ここが、主郭を囲む帯状の曲輪の起点となる。

縦堀状になっている堀切を上部から望む。



  
これは反対側から見たところ。
山道で、堀切が崩されているようだ。

  




 
主郭内部は、あまり整地がされていない。

中央には、竹で四角く囲いが施してある。
ここに伝説の橿の木があったのかな?















主郭最南端の堀切。
山道で潰されているが、間違いない。


しかし、何しろ写真がピンボケだ。








     主郭を見上げる。 主郭壁は、結構な高さがある。
     





   主郭周りの壁は、非常にしっかりしている。


  



   主郭を囲む細い曲輪は、一部空堀となっている。
 このことから、この腹帯状の曲輪は、全周かつては堀だったのかもしれない。

 


          この城、構造は単純だが、位置的には多気山と東西に並ぶ。
          後北条氏襲来を意識した、多気山の支城だろうか
 
          それとも逆に多気山を監視するための城か
 




             いろいろ思案を巡らせながら、帰り道、夕日の古賀志山を望む。

             また、来よう・・・・・

        


            とにかく 私の方位磁石を、この山で見つけた方は、ご一報ください。。。。。。。。。。。。。。。

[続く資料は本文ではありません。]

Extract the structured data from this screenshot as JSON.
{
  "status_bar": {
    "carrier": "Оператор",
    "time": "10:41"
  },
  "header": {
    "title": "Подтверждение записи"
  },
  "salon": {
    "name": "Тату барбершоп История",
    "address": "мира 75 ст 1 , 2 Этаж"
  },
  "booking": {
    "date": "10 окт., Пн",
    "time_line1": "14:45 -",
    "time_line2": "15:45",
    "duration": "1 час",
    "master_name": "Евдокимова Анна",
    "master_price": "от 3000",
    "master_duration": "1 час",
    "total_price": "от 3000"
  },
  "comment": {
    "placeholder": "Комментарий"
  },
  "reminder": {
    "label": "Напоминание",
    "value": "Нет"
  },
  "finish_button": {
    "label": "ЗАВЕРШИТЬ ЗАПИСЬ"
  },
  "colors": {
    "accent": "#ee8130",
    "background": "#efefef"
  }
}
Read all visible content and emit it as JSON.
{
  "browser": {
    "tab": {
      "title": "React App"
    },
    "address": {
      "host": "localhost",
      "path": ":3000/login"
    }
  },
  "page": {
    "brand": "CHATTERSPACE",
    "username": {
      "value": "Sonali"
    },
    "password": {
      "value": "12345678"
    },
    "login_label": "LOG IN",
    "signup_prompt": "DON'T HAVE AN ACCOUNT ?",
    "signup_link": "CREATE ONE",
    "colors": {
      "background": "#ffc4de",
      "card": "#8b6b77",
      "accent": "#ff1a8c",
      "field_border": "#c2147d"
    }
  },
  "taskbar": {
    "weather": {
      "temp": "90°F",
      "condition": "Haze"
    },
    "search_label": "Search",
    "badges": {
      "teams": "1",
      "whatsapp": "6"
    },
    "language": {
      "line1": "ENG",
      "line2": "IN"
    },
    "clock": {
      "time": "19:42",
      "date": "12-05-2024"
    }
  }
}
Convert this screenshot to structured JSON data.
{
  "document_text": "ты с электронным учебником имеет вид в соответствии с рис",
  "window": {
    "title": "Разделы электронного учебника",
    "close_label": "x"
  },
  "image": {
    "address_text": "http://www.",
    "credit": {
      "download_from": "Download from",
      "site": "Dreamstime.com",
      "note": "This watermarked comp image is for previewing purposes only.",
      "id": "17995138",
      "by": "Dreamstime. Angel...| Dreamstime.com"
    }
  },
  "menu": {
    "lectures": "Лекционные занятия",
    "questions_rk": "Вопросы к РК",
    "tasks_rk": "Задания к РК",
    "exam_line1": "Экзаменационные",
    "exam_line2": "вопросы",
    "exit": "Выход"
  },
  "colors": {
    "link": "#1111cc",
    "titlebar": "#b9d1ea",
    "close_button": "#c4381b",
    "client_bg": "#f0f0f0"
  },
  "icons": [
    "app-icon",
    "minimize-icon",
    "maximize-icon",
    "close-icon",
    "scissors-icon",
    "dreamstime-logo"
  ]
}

                     (伊釜山、とりあえず暫定コンプリート)

                          


 第3回 伊釜山縄張り図作成 2013/11/04 2013~2014シーズン第四弾

        
伊釜山は城である。


 
約半年前、こういう結論を出しておきながら、日暮れに訪れたこの城。
 しかも、方位磁石まで落とし、まともな縄張り図が描けなかった。

 本日は、そのリベンジである。
 成果は以下。

 やはり、間違いなく城跡である。

                 


 

 城跡入口はカーブミラーの向こう側。
 
 しめ縄が張られているので、すぐわかる。





 さあ、縄張り図調査始まりだ。








         
   
 
 
【解説】

                 


北のしめ縄部から少し下ると、早速堀切①に至る。
山道が堀切①中央を貫いている。


     


  
古墳にも見えなくもないが、城でしょ!やっぱ。







堀切②の西側を見る。

縦堀状に綺麗に遺構が残る。



  















堀切②の東側を見る。

こちらは平面的な堀切となっている。


     










さらに進むと堀切③。

かなり浅いが間違いないだろう。



    





















堀切③を進むと、主郭に至る。




















主郭の加工は甘かったようで、
南に行くほどダラッとした感がある。



         












主郭のある山名は伊釜山。

しめ縄で祀られる場所に、
この山のシンボル=桜と橿の木があった。


























堀切④


 かなり浅くなってしまっているが、
 間違いなく堀切だ。
        
        
      










所変わって、主郭を囲う曲輪だ。

これは西側の曲輪。

綺麗に主郭取り巻いている。




      













これは東側の曲輪。

画面の奥に行くほど、立ち上がっている


      

























 さて、地元の研究では伊釜山には一定の歴史が伝えられているが、戦国時代にまでは及ばないようだ。
 しかし、私には気になる事実がある。
 以下の地図をご覧いただきたい。


 伊釜山は多気山城、岩崎城の中間にあるのだ。


 これは何を意味するのか・・・

 そう、

 伊釜山は多気山に宇都宮氏が移城してきた時に
 後北条氏の攻撃に備える為、
 整備されているのではなかろうか。


 






 当地は古賀志山の中腹であり、立地的には決して要害ではない。
 城の構造から急ごしらえの感が否めない伊釜山。
 居住目的の城とは思えない。

 私には、物見をかねた多気山の補佐のように見えるのだ。



            ・・・・・・・・・・・・・・・・結局、半年前無くした方位磁石は出てこなかった・・・・グッすん。